Gatineau homeless shelter back on track after sale cancelled
Local businessman Gilles Desjardins cancels plans to sell 217 rue Montcalm
A Gatineau, Que., businessman says he's cancelled the pending sale of a downtown building so the city can use it as a temporary homeless shelter, freeing up the Centre Robert Guertin.
Brigil Homes founder Gilles Desjardins had previously offered the building at 217 rue Montcalm for use as a shelter, but on Thursday announced he was selling the property.
He said he quickly changed course when he learned the local health authority, the Centre intégré de la santé et des services sociaux de l'Outaouais (CISSSO), had chosen the property as its preferred location for a new shelter.
"CISSSO has confirmed that 217 rue Montcalm is its first choice of a site to accommodate the homeless," according to a French-language news release from issued by Brigil later on Thursday. "Brigil and the buyer who has submitted an offer for 217 rue Montcalm have agreed to cancel the deal."
"For us, it is more important to help the community than to make a commercial transaction," Gilles Desjardins told Radio-Canada in French.
CISSSO, Olympiques welcome news
On Friday, a CISSSO spokesperson welcomed the news.
"This location therefore becomes a possibility again following the latest developments and the withdrawal of the purchase offer for the building," the spokesperson wrote in French.

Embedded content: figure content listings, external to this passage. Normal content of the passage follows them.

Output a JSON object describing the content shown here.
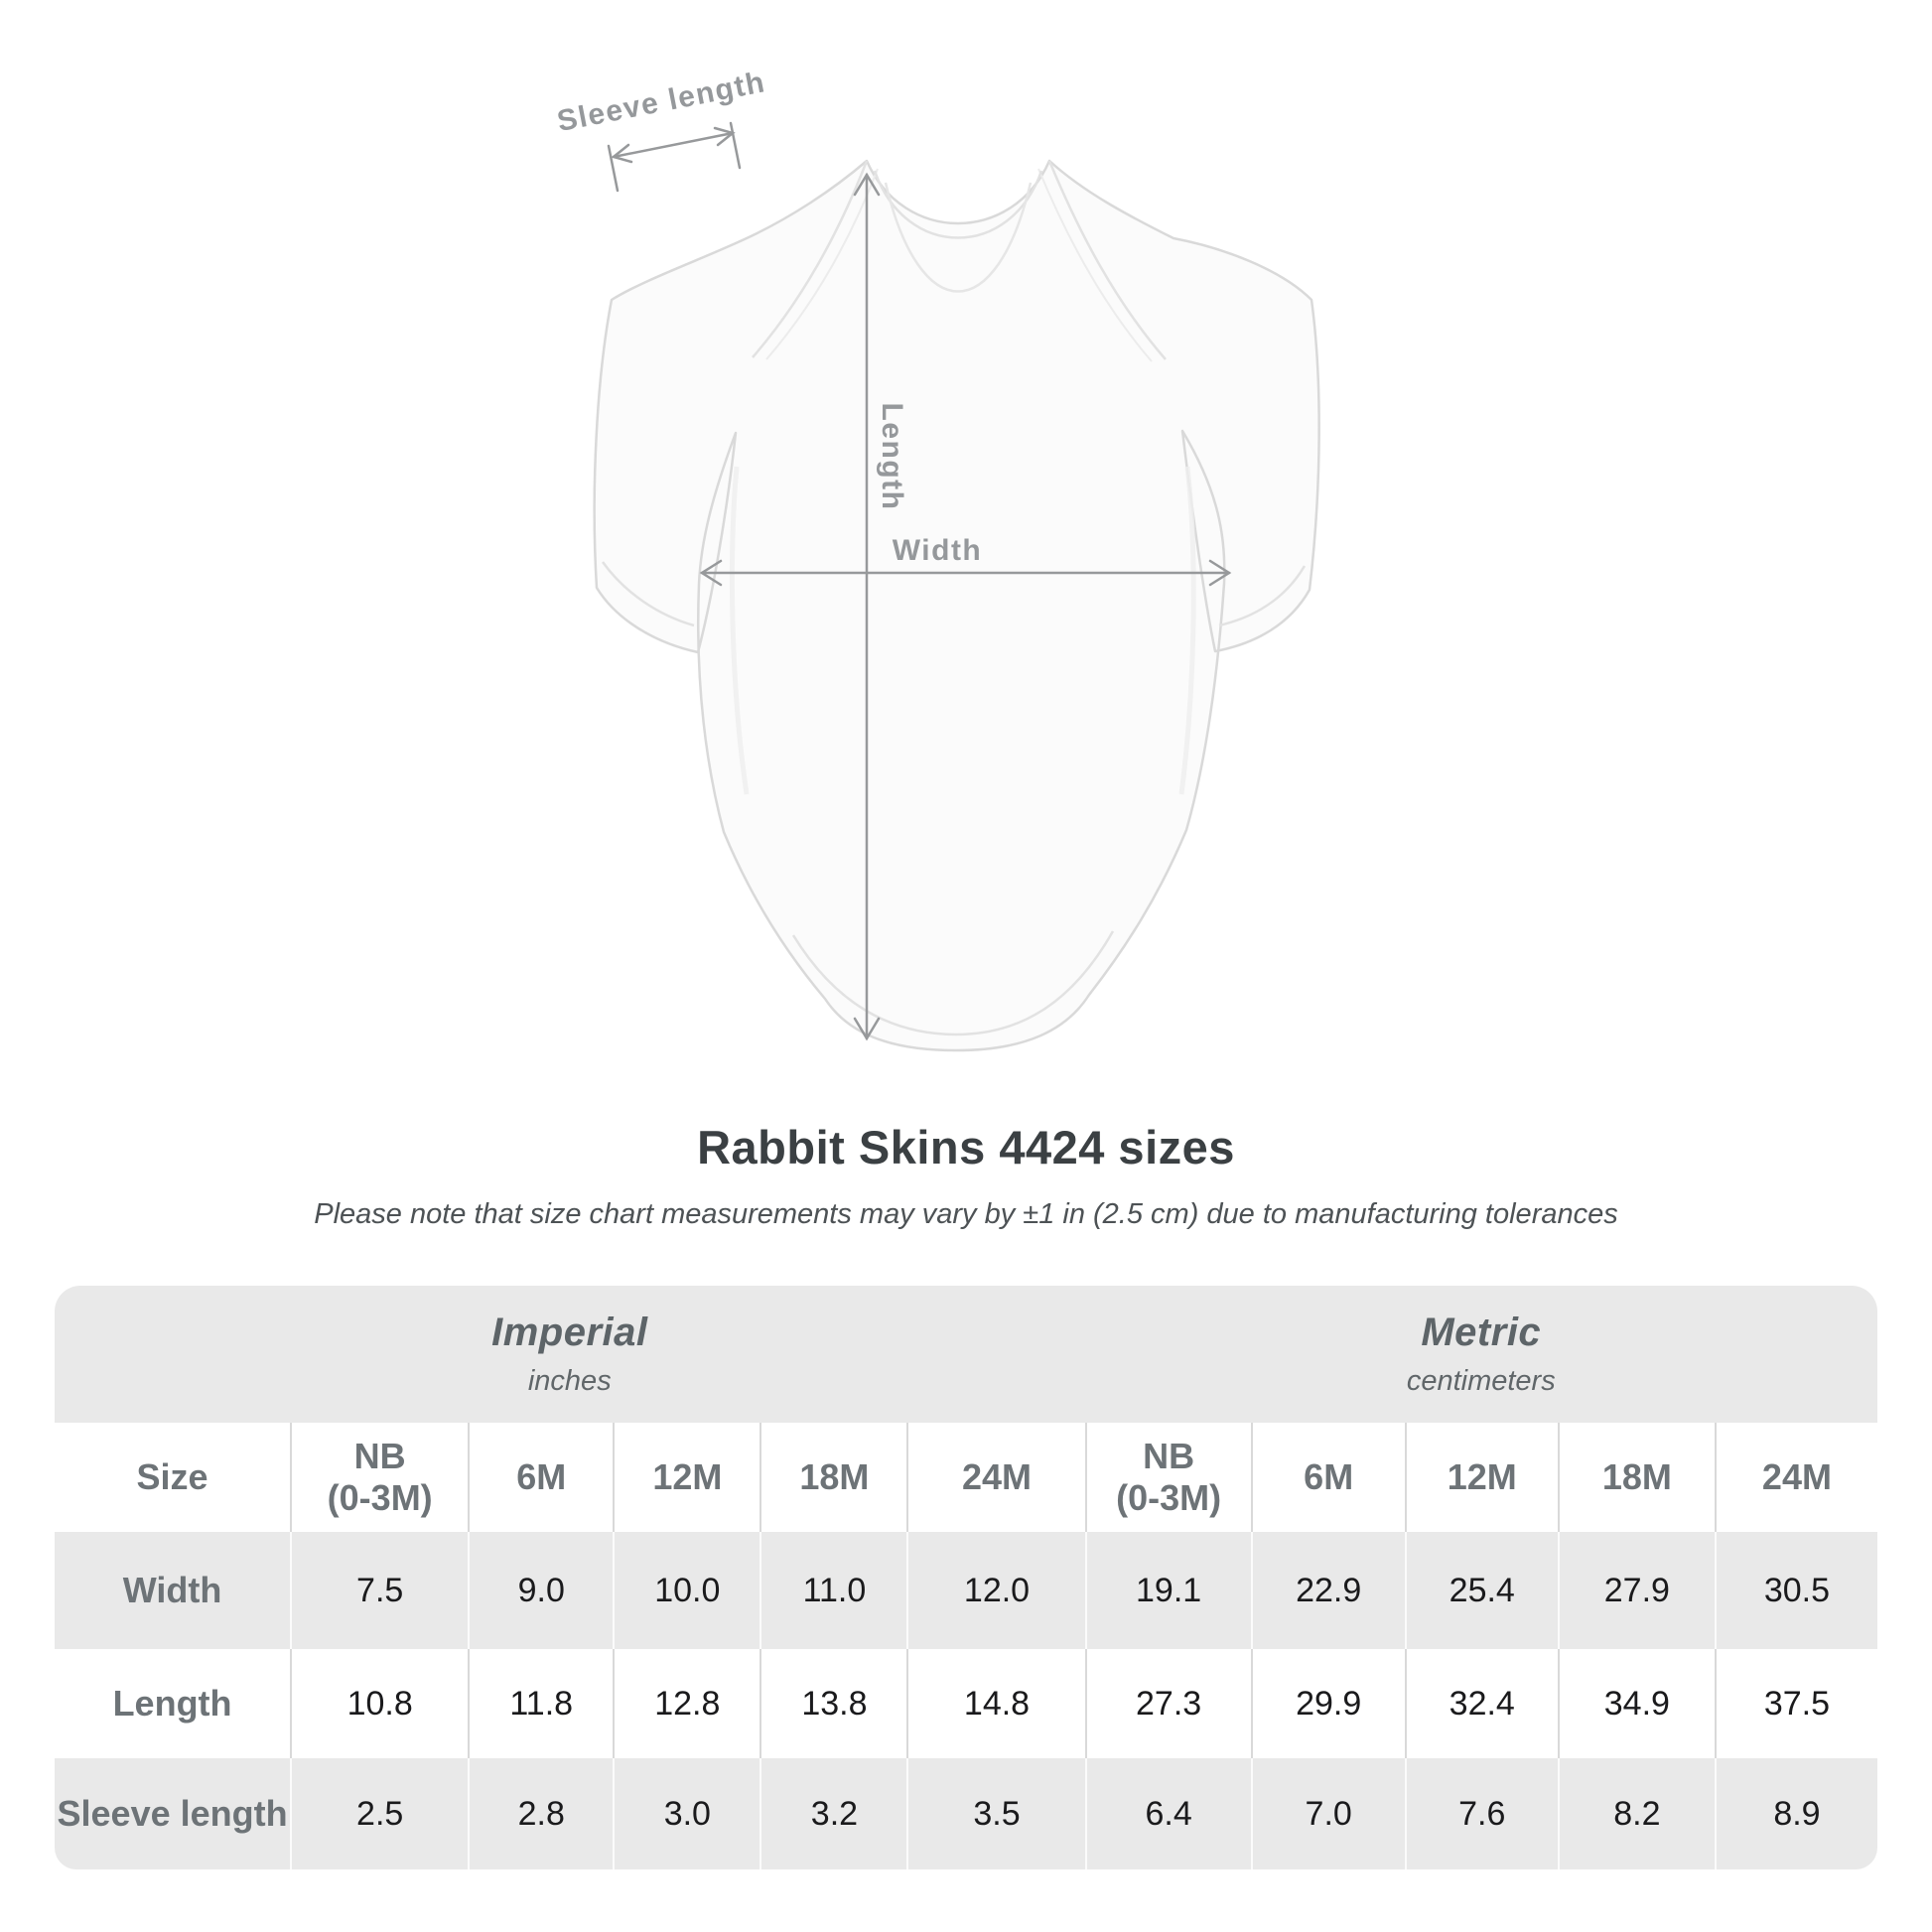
{
  "header": {
    "title": "Rabbit Skins 4424 sizes",
    "note": "Please note that size chart measurements may vary by ±1 in (2.5 cm) due to manufacturing tolerances"
  },
  "diagram": {
    "labels": {
      "sleeve_length": "Sleeve length",
      "length": "Length",
      "width": "Width"
    },
    "colors": {
      "annotation_line": "#97999b",
      "annotation_text": "#95989b",
      "garment_fill": "#fbfbfb",
      "garment_stroke": "#d9d9d9"
    }
  },
  "chart_data": {
    "type": "table",
    "title": "Rabbit Skins 4424 sizes",
    "unit_sections": [
      {
        "label": "Imperial",
        "sublabel": "inches"
      },
      {
        "label": "Metric",
        "sublabel": "centimeters"
      }
    ],
    "size_header": "Size",
    "size_labels": [
      "NB\n(0-3M)",
      "6M",
      "12M",
      "18M",
      "24M"
    ],
    "rows": [
      {
        "label": "Width",
        "imperial": [
          "7.5",
          "9.0",
          "10.0",
          "11.0",
          "12.0"
        ],
        "metric": [
          "19.1",
          "22.9",
          "25.4",
          "27.9",
          "30.5"
        ]
      },
      {
        "label": "Length",
        "imperial": [
          "10.8",
          "11.8",
          "12.8",
          "13.8",
          "14.8"
        ],
        "metric": [
          "27.3",
          "29.9",
          "32.4",
          "34.9",
          "37.5"
        ]
      },
      {
        "label": "Sleeve length",
        "imperial": [
          "2.5",
          "2.8",
          "3.0",
          "3.2",
          "3.5"
        ],
        "metric": [
          "6.4",
          "7.0",
          "7.6",
          "8.2",
          "8.9"
        ]
      }
    ]
  }
}
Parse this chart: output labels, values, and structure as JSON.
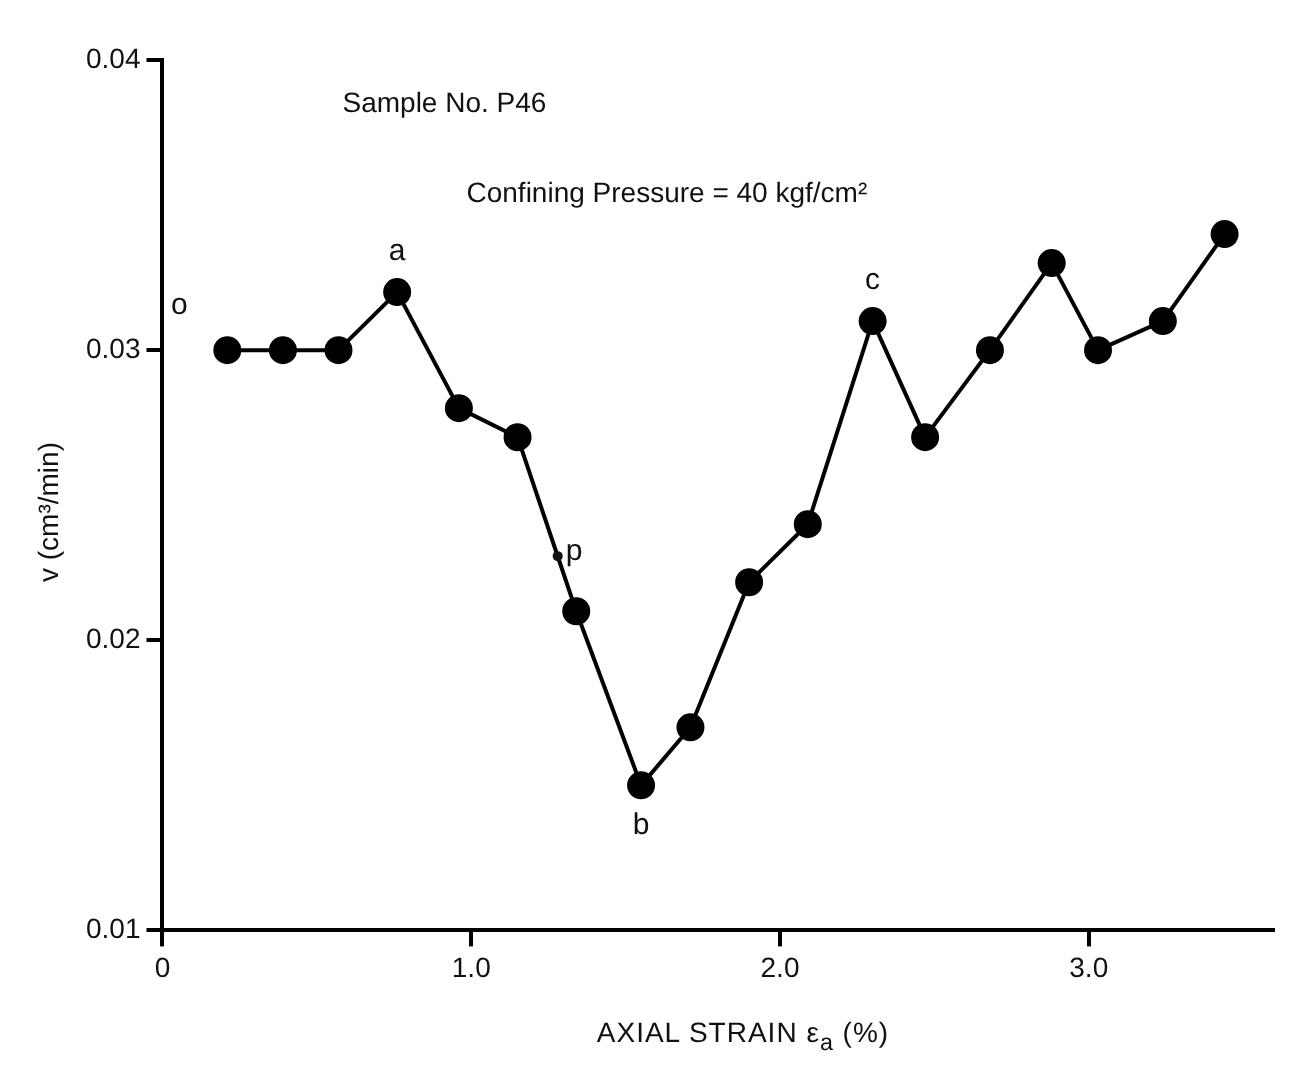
{
  "chart_data": {
    "type": "line",
    "xlabel": "AXIAL STRAIN ε$_{a}$ (%)",
    "ylabel": "v (cm³/min)",
    "annotations": [
      "Sample No. P46",
      "Confining Pressure = 40 kgf/cm²",
      {
        "text": "o",
        "x": 0.21,
        "y": 0.03
      },
      {
        "text": "a",
        "x": 0.76,
        "y": 0.032
      },
      {
        "text": "p",
        "x": 1.28,
        "y": 0.0229
      },
      {
        "text": "b",
        "x": 1.55,
        "y": 0.015
      },
      {
        "text": "c",
        "x": 2.3,
        "y": 0.031
      }
    ],
    "series": [
      {
        "color": "#000000",
        "x": [
          0.21,
          0.39,
          0.57,
          0.76,
          0.96,
          1.15,
          1.34,
          1.55,
          1.71,
          1.9,
          2.09,
          2.3,
          2.47,
          2.68,
          2.88,
          3.03,
          3.24,
          3.44
        ],
        "values": [
          0.03,
          0.03,
          0.03,
          0.032,
          0.028,
          0.027,
          0.021,
          0.015,
          0.017,
          0.022,
          0.024,
          0.031,
          0.027,
          0.03,
          0.033,
          0.03,
          0.031,
          0.034
        ]
      }
    ],
    "xlim": [
      0,
      3.6
    ],
    "xticks": [
      0,
      {
        "value": 1,
        "label": "1.0"
      },
      {
        "value": 2,
        "label": "2.0"
      },
      {
        "value": 3,
        "label": "3.0"
      }
    ],
    "ylim": [
      0.01,
      0.04
    ],
    "yticks": [
      0.01,
      0.02,
      0.03,
      0.04
    ],
    "grid": false,
    "legend": false,
    "marker": "circle",
    "line_style": "solid"
  }
}
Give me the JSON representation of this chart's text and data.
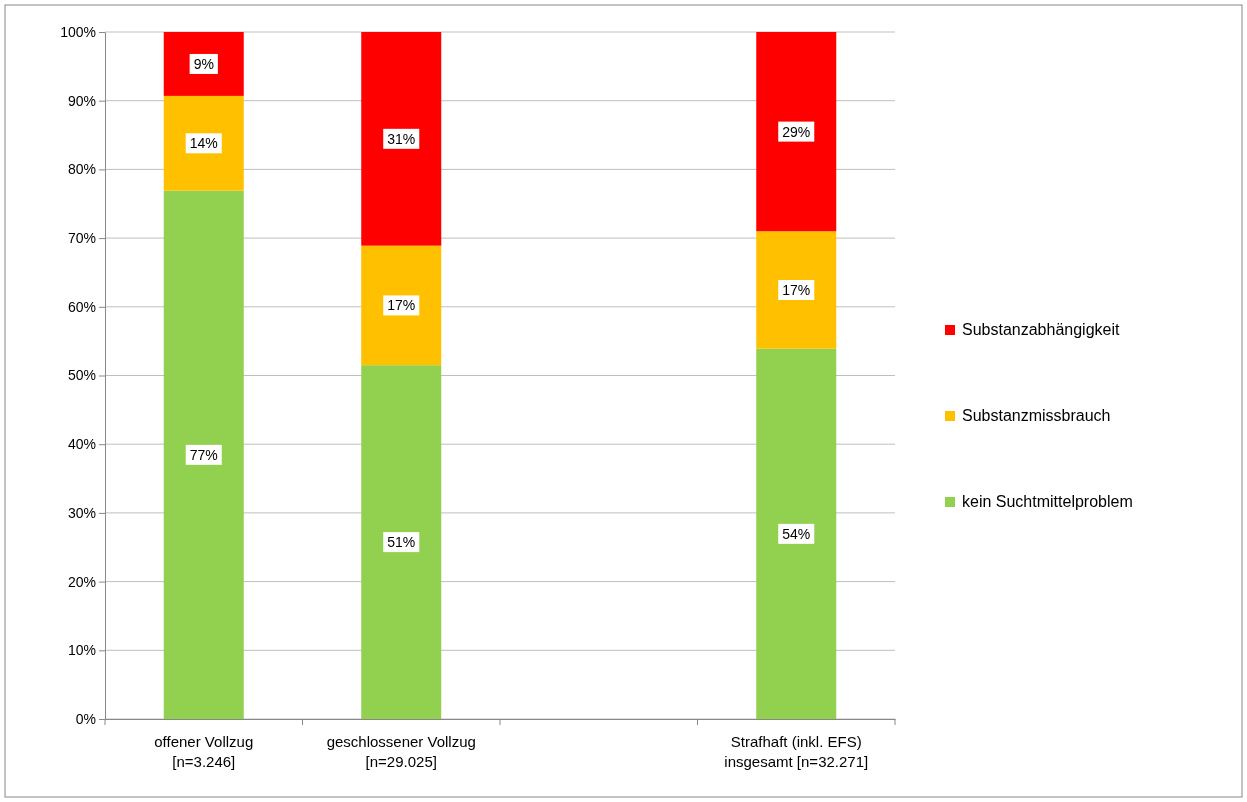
{
  "chart_data": {
    "type": "bar",
    "stacked": true,
    "categories": [
      "offener Vollzug\n[n=3.246]",
      "geschlossener Vollzug\n[n=29.025]",
      null,
      "Strafhaft (inkl. EFS)\ninsgesamt [n=32.271]"
    ],
    "series": [
      {
        "name": "kein Suchtmittelproblem",
        "color": "#92d050",
        "values": [
          76.9,
          51.5,
          null,
          53.9
        ],
        "value_labels": [
          "77%",
          "51%",
          null,
          "54%"
        ]
      },
      {
        "name": "Substanzmissbrauch",
        "color": "#ffc000",
        "values": [
          13.8,
          17.4,
          null,
          17.1
        ],
        "value_labels": [
          "14%",
          "17%",
          null,
          "17%"
        ]
      },
      {
        "name": "Substanzabhängigkeit",
        "color": "#ff0000",
        "values": [
          9.3,
          31.1,
          null,
          29.0
        ],
        "value_labels": [
          "9%",
          "31%",
          null,
          "29%"
        ]
      }
    ],
    "ylim": [
      0,
      100
    ],
    "yticks": [
      {
        "value": 0,
        "label": "0%"
      },
      {
        "value": 10,
        "label": "10%"
      },
      {
        "value": 20,
        "label": "20%"
      },
      {
        "value": 30,
        "label": "30%"
      },
      {
        "value": 40,
        "label": "40%"
      },
      {
        "value": 50,
        "label": "50%"
      },
      {
        "value": 60,
        "label": "60%"
      },
      {
        "value": 70,
        "label": "70%"
      },
      {
        "value": 80,
        "label": "80%"
      },
      {
        "value": 90,
        "label": "90%"
      },
      {
        "value": 100,
        "label": "100%"
      }
    ],
    "grid": "y",
    "legend": "right"
  }
}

It will also come as welcome news to the Gatineau Olympiques junior hockey team, which has been without a home rink since the Centre Robert Guertin was turned into a temporary shelter during the COVID-19 crisis.
"We just want to come back here [to the Guertin arena] at some point," the team's president, Norman MacMillan, told Radio-Canada in French.
MacMillian said he's been talking to Gatineau's mayor, as well as local MNAs Mathieu Lacombe and Mathieu Lévesque, about a solution.
"They understand that it would be important for us to come back to finish the year here with all that is going on," MacMillan said. "We want to help the homeless, but we also want to be ready [for the upcoming season]."